In 1969, famed economist Paul Samuelson wrote, “Still to be argued out within the guild is the proper quantitative potency of monetary versus fiscal policy.”

It is a great irony that our elastic money system proved to be an asset in response to the crisis, saving many banks and corporations with direct loans and guarantees while our democratic representatives failed to understand their ability to positively mitigate the negative effects.

While pensions and unemployment insurance provided a major stabilizing influence to support spending by families and the elderly, even these programs are now continually under attack. With debt and credit driving economic activity, we are only sowing the seeds for yet another crisis.

Echoing the words of Abba Lerner in his work, Functional Finance, Samuelson concludes: “What is important about the budget is whether it is inflationary or deflationary, not whether balanced or unbalanced.”

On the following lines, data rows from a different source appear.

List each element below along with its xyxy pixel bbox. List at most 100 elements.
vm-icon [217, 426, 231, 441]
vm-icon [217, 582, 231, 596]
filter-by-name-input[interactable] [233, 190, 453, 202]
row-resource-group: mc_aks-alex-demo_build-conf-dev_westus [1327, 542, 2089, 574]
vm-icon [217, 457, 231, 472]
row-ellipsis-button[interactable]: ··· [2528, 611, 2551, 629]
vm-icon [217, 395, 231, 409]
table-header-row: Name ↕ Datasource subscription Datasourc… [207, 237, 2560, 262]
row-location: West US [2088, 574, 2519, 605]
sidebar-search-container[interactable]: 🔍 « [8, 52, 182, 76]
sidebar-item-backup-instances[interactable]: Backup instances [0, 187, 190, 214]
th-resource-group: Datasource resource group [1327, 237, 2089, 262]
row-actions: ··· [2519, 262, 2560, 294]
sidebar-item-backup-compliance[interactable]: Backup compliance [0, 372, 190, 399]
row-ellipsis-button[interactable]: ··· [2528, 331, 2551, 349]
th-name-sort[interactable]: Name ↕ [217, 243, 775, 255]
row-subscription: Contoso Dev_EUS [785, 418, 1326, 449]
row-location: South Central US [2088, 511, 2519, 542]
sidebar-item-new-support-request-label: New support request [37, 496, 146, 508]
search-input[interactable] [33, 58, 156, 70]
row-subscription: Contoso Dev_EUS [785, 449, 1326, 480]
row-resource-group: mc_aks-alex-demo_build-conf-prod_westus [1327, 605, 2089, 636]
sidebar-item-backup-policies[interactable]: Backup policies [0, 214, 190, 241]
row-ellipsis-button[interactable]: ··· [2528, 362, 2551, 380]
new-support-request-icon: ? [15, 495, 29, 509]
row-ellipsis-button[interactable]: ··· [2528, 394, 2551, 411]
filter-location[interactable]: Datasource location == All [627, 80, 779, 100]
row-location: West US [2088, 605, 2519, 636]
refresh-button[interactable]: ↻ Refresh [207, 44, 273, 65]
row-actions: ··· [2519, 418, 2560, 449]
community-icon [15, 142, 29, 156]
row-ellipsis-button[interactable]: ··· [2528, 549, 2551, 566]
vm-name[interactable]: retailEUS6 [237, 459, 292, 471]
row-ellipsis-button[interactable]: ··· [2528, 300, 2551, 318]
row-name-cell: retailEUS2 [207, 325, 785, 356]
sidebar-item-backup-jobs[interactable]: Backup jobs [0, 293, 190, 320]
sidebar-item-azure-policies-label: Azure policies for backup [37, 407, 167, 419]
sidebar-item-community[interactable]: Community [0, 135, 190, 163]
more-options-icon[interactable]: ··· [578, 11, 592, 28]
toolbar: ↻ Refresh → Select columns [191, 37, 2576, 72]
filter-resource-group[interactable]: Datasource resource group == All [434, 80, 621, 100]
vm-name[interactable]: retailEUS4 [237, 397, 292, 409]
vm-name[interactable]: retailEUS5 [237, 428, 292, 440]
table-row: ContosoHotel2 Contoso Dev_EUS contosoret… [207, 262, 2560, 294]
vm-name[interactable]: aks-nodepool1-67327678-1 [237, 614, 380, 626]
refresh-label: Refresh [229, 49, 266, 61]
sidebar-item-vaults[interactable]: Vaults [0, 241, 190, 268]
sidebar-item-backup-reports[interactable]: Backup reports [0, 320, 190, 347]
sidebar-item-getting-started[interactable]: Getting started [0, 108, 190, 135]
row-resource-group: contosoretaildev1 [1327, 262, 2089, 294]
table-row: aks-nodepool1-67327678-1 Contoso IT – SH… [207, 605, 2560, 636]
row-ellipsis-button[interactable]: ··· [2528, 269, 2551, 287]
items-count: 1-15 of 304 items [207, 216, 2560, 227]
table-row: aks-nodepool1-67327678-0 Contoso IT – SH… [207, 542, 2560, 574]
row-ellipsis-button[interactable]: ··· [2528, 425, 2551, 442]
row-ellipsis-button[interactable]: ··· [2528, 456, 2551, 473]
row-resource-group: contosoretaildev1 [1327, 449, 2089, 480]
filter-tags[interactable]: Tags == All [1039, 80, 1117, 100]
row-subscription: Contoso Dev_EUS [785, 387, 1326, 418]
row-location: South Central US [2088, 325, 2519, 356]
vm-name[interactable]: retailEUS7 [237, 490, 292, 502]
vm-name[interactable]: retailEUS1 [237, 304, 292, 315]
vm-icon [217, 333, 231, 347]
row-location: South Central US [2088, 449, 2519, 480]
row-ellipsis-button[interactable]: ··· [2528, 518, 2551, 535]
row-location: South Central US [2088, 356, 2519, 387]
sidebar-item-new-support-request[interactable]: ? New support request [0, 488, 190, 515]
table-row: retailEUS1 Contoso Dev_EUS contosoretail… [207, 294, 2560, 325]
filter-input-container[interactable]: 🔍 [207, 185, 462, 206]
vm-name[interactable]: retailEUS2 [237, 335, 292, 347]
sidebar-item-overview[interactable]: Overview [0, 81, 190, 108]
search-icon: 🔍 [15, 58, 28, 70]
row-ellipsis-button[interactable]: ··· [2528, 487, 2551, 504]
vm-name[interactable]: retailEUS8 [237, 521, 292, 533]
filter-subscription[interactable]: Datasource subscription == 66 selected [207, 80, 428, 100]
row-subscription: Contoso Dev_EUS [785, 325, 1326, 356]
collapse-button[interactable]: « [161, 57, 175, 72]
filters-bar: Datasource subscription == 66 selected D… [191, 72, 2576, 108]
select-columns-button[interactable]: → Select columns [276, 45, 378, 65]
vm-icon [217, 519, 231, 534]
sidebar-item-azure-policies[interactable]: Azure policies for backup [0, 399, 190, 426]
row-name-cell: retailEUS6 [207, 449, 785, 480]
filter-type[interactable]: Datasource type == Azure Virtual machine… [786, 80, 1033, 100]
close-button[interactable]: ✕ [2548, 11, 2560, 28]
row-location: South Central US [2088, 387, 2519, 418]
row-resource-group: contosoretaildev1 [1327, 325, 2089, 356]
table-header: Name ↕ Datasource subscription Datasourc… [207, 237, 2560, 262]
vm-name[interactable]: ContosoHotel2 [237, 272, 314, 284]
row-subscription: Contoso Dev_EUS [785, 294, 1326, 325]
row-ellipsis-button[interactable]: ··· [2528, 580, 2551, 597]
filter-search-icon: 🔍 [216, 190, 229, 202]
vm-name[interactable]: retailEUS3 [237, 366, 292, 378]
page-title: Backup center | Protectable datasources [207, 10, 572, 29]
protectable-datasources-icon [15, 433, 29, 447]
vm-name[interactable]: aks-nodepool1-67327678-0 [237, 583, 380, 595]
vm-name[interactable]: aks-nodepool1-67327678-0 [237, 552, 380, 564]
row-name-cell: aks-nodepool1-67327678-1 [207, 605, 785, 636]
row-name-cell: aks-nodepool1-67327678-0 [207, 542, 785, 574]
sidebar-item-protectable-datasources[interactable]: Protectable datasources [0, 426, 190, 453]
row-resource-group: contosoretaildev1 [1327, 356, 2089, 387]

This is what we must remember and our elected representatives need to know. While the parties may be wrong in their view, the public bears responsibility for our failure to demand what has been the foundation of western society and competitiveness and we must resolve to support change. Public investment in education, infrastructure, innovation, and technological progress have been the recipe for success in increasing standards of living.

Contact your elected representative and remind them of their responsibility to support sustainable economic growth with full employment and price stability. Without our efforts, we will remain mired in an economy wherein the expansion and contraction of private credit will support economic growth and we can't afford another banking bubble without equipping them with the knowledge of how to respond -- so that one day, as Abraham Lincoln said, "Money will cease to be master and become the servant of humanity.